Consider the following definition:
If $U \subset \Bbb{R}^{m+n}$ and $V \subset \Bbb{R}^m$ are open sets, $\xi: U \to \Bbb{R}^{m+n}$ is a vector field and $f: U \to V$ a surjective submersion, the push-forward of $\xi$ by $f$ (if it exists) is the only vector field $f_{\ast}\xi: V \to \Bbb{R}^m$ such that, for each $x \in U$, $$(f_{\ast}\xi)(y) = Df(x)\xi(x)$$ where $y = f(x)$.
I undestood the definition, but I could not find some submersion that has no push-forward. I would like to know some example and why the push-forward does not exist.
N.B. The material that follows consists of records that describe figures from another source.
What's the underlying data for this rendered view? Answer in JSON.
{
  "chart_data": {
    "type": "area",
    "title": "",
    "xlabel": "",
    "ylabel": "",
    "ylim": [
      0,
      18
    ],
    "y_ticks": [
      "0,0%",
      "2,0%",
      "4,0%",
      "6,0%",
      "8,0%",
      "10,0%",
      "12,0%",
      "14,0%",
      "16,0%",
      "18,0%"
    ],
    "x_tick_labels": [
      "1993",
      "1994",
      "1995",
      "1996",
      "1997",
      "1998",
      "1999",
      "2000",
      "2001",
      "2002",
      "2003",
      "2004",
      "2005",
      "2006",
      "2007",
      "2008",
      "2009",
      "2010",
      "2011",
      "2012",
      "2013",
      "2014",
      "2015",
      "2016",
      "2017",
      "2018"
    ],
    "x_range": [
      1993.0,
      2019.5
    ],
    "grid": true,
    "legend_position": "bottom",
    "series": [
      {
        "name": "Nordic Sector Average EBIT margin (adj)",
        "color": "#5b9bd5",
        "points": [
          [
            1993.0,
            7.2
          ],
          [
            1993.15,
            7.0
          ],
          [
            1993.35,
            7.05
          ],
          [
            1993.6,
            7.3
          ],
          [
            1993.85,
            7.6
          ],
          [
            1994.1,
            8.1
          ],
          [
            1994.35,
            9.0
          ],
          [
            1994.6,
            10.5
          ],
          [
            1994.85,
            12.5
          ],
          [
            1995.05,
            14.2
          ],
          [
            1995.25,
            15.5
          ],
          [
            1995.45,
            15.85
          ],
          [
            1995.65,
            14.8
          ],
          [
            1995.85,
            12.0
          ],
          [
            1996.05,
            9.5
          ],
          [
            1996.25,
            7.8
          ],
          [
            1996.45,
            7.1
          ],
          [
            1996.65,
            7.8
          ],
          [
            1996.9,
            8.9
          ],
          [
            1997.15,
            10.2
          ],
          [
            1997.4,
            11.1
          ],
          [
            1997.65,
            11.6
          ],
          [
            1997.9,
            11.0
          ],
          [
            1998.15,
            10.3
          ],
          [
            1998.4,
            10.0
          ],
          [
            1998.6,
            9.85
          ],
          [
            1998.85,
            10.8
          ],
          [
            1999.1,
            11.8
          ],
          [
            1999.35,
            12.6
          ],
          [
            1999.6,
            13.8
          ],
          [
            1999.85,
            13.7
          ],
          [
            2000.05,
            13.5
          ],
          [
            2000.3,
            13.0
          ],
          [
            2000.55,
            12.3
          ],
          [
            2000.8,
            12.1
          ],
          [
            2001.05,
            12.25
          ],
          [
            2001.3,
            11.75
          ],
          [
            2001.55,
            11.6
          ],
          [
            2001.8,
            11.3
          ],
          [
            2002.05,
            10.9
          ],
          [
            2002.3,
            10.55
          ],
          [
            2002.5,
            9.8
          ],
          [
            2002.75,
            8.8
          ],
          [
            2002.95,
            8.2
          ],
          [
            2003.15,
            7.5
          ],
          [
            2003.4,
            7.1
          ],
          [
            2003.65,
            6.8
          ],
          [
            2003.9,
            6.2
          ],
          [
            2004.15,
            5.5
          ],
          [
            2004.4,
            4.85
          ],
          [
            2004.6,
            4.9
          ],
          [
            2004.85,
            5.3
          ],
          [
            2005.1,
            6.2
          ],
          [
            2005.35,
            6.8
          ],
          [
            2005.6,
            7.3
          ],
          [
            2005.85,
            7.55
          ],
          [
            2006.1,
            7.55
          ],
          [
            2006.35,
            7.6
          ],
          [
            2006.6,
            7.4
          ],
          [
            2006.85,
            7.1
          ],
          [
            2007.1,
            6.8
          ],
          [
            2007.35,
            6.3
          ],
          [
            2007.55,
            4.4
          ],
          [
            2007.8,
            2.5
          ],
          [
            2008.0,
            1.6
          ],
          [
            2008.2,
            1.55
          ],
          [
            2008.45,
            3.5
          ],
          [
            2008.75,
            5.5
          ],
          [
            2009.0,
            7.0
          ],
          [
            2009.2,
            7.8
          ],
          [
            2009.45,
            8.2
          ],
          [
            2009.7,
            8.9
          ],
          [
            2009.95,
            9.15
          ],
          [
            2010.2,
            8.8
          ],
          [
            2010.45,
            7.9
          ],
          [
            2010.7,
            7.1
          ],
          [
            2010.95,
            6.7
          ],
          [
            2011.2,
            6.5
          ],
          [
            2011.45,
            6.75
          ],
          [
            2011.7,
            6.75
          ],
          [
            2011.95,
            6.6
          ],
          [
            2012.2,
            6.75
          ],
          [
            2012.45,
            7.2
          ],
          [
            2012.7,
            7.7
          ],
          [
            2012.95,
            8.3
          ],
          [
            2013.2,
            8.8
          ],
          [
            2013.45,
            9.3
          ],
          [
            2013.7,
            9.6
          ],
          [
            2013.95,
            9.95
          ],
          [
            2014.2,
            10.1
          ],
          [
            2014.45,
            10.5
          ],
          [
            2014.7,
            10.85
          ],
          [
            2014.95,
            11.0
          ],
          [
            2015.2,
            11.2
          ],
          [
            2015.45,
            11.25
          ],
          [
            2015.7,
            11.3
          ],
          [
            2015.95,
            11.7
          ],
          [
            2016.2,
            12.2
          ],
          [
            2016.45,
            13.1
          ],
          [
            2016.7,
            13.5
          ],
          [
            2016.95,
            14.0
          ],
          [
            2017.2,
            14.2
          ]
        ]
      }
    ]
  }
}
Thanks for the advance!
The vector field is defined on $V$, so it should have a well-defined value in each $y\in V$. However, that value depends on a pre-image $x$, so if that is not unique, the vector field is only well-defined when the derivative of $f$ is the independent of the specific element in the pre-image $f^{-1}(\{y\})$ of each point $y$.
Possibly the easiest example where it is not well-defined would be $U = (0,1/2) \cup (1,2)$, $V = (0,1)$, defined by $f(x) = 2x$ for $0 < x < 1/2$, and $f(x) = x - 1$ for $1 < x < 2$, and $\xi \equiv 1$.